Decolonizing China would've eventually happened: for all the talk of its atheism, there's 3000 years of nearly religious love for their land, its reunification, and tossing foreign rulers at the first available opportunity. Martyrdom for that cause is nearly as big a thing as it is in Islam, even without the promise of much of an afterlife.

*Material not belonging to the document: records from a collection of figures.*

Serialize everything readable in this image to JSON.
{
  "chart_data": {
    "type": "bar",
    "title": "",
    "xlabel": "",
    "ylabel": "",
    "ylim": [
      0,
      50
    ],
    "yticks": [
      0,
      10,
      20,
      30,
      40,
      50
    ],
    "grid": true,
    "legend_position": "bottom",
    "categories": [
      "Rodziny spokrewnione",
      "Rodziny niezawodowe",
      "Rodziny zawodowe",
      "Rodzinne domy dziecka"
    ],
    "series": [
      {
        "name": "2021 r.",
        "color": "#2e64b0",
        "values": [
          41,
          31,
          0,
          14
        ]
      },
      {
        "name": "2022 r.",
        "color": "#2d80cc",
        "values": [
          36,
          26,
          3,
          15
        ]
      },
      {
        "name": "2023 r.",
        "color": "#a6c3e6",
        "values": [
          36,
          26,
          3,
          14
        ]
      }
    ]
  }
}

But without Mao spiking their birthrate, without Deng bringing in the One Child Policy, without He Kang and China's teams of Norman Borlaugs' focuses on improving rice output and engineers' focuses on major dams, without active American/Soviet support of its war efforts, development, etc., you might've been looking at the late 20th and early 21st century as a long boil of terrorism and reciprocal massacres amid dystopian quality of life and still-ongoing triennial floods of the Yellow River plains.
As far as the Eurocentric part of this goes, the intersection of the NS and EW trunk lines at Wuhan would've risked becoming a second Fashoda as Britain tried to maintain its hold on the Yangtze basin and France tried to push north across the mountains from Guangdong into entire provinces underlain by coal fields. Sichuan, Hebei, and Xinjiang would've been other powderkegs.